Adapted from the novel by Afghan writer Yasmina Khadra released in 2002, Les Hirondelles de Kaboul, directed by Zabou Breitman (director, screenplay writer and actor in dans Se souvenir des belles choses) and Éléa Gobbé-Mévellec (director of the animated short film Escale), retraces the story of a town suffering under the authority of the talibans.
Presented in Cannes and already nominated as Best Film at the Angoulême Festival, this animated film is the buzzing cinema sensation of the new Fall season. A cartoon to enable oppressed women to express themselves? Such is the very poetic pirouette of Zabou Breitman.
The place of women amongst the talibans
Summer 1998, Afghanistan is a war, Kaboul is in ruins. Women are the first victims, totally dehumanized by this totalitarian regime. “No man never owes anything to a woman”. Since it’s impossible to express the slightest disagreement under penalty of being humiliated in public and put to death, their only choice is to wear a tchadri for each outing and any pair of white shoes is formally forbidden: a symbol of purity to which they have no right.

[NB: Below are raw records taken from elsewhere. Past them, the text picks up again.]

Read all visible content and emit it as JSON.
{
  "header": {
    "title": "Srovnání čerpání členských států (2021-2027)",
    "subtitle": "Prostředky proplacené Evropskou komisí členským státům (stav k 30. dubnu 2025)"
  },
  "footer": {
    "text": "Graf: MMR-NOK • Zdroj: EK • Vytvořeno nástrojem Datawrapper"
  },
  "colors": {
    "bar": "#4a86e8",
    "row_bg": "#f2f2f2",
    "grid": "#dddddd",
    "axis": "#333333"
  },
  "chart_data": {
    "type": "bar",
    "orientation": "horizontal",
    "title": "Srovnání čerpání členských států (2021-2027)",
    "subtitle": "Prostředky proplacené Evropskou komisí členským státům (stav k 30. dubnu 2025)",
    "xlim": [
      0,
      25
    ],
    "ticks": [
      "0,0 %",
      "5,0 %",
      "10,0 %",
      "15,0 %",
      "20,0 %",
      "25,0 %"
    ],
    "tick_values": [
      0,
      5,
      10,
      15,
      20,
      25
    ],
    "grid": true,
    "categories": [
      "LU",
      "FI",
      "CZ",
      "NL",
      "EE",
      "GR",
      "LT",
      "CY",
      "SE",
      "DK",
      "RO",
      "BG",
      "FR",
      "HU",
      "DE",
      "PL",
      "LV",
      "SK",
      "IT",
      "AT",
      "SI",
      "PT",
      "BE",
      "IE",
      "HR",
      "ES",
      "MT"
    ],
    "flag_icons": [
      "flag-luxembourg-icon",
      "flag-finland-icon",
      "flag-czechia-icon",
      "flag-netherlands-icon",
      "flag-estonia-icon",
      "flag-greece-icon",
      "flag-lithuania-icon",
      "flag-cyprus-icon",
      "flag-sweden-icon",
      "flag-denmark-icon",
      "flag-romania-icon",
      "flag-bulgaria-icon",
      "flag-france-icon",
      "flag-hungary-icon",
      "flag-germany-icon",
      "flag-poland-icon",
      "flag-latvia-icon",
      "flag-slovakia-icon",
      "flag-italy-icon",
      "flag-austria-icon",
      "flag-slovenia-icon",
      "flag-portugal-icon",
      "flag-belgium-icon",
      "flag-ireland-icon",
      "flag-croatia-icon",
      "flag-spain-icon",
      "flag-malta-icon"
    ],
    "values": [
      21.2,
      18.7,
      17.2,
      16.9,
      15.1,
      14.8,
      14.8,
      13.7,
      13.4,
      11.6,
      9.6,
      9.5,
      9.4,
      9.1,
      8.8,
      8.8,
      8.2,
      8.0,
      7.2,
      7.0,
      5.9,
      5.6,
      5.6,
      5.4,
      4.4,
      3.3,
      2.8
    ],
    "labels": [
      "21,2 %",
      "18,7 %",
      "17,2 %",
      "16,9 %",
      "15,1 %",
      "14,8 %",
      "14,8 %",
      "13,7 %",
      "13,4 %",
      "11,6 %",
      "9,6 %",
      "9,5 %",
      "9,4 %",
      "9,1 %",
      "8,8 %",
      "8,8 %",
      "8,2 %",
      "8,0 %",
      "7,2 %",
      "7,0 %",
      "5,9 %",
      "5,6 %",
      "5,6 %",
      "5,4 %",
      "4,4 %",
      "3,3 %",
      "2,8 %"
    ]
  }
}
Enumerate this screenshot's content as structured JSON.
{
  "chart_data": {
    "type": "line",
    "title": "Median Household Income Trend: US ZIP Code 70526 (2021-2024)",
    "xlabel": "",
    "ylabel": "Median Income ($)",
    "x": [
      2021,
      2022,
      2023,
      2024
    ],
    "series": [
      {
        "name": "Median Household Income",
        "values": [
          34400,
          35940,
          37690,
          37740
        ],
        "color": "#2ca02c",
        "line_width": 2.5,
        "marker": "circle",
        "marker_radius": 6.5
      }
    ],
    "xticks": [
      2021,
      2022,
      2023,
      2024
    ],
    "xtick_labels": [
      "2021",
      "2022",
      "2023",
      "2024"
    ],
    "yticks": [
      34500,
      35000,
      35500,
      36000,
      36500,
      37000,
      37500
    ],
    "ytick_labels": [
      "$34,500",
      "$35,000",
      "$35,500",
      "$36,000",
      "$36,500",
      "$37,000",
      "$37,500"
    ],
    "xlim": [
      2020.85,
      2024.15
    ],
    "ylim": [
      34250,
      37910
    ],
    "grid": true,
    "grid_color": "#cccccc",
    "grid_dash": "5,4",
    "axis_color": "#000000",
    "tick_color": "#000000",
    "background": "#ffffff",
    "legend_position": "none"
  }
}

Two love stories in a country at war
The film follows the parallel life of two couples: Atiq (Simon Abkarian) and Mussarat (Hiam Abbass) as well as Mohsen (Swann Arlaud) and Zunaira (Zita Hanrot). Life is sad and cold for Atiq and Mussarat. Atiq, who is a warden of the prison for women desperate about the war, no longer speaks to his wife who is suffering from cancer, in a terminal phase. This former moudjahidin, constantly torn between his willingness for a better world and his virile duty, is stunned by the encounter with a pretty prisoner on death row...
Totally opposite, Zunaira and Mohsen form a couple of wildly in love artists, who incarnate the youth and hope of a free country. But at what price?
Hope at the heart of the story
The beauty of the film is also this vibrant contrast between misery and war, sublimed by the animation of Éléa Gobbé-Mévellec, a graduate from École des Gobelins in Paris. These desert landscapes conceived in watercolour, are a testimony to raw poetry. The drawing is hope. Whether it’s the graphic sketch of the director or the works by Mohsen and Zunaira, each pencil touch is the symbol of freedom, an “ultimate act of resistance.”
A consecration of Zabou Breitman’s talent
Film director Zabou Breitman wanted to “bring back life at the heart of the characters” by giving them real asperities (moments of weakness, laughs, tears, improvisations…) perfectly incarnated by the actors and marvellously represented by the rhythm of the animation, with less “expressive” movements but more sensitive.
In order to do this, the voices were initially taped, amidst a scenography, with costumes, for more spontaneity, before creating the animation. A totally different process than usual, which gives all the pertinence and such particular humanity to these fictional characters.
To be released the 4th of September.